Scott provides statewide leadership in the development of intensive treatment services that are family focused and integrated with local communities and planning structures. He serves on the Association of Children’s Residential Centers Advisory Board, Alliance for Strong Families and Communities CEO Council, Concordia University Board of Directors, and Helping Men Heal Board of Trustees. He is also a member of the peer faculty for the Alliance for Strong Communities and Families Residential Treatment Transformation initiative, has been invited to participate in the Building Bridges Summit sponsored by SAMHSA, and is actively involved with the Oregon Alliance of Children’s Programs.
Scott started his career as a childcare worker at Waverly Children’s Home in 1978 and he became the residential services coordinator in 1983. In 1985, he moved to Alaska, where he served as Detention Unit Leader for the Department of Health and Social Services in Juneau and as youth counselor at Johnson Youth Center, also in Juneau, Alaska. Prior to joining Trillium Family Services, Scott served as associate director of the Children’s Farm Home in Corvallis, Oregon. In this role, he was responsible for directing all residential care and treatment services operations and supervised coordinators responsible for managing residential, community-based, and clinical services program operations. Scott received a bachelor’s in counseling education from Columbia Christian College in 1980. He received a master’s in public administration from the University of Alaska Southeast in August 1995.
Scott has presented at conferences for the Child Welfare League of America (CWLA), Oregon’s Children & Adolescent Residential Psychiatric Programs (CHARPP), the Council on Accreditation (COA), and the University of Southern Florida’s Research & Best Practice conference.
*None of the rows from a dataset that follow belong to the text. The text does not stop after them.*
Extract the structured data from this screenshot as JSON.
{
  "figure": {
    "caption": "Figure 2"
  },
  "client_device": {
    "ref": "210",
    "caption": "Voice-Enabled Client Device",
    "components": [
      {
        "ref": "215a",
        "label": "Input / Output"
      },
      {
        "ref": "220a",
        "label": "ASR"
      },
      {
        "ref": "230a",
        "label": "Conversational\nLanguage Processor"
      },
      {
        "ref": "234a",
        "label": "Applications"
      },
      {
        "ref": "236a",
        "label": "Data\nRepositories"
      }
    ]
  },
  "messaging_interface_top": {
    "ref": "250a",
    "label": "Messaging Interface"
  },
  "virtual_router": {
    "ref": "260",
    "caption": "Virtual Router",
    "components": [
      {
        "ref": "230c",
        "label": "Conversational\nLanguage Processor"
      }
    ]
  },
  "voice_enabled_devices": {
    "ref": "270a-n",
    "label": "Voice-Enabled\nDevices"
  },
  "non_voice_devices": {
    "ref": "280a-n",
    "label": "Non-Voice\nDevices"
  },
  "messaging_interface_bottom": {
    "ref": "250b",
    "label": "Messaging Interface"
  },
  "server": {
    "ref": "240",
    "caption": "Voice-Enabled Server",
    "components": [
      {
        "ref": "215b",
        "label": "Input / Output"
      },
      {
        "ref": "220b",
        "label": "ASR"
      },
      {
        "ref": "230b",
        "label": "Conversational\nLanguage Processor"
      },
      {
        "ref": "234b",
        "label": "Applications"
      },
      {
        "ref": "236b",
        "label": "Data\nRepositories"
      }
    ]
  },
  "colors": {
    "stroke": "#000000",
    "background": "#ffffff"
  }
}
He also has provided quality assurance, accreditation, and electronic record consultation for mental health agencies in Oregon and Alaska.
Over the past few years, Scott and his team at Trillium have adopted a trauma-informed lens to the work of the organization. Understanding the profound impact that trauma and stress have on individuals, families, organizations, systems, communities, and all human systems has led Trillium down a path toward creating a network of trauma-informed community partners determined to change the conversation about people and problems from, “What’s wrong with you?” to “What has happened to you?” Trillium’s “Keep Oregon Well” campaign was launched in 2015, with initiatives involving poverty, equity, inclusion, and safety in the pipeline for the coming year.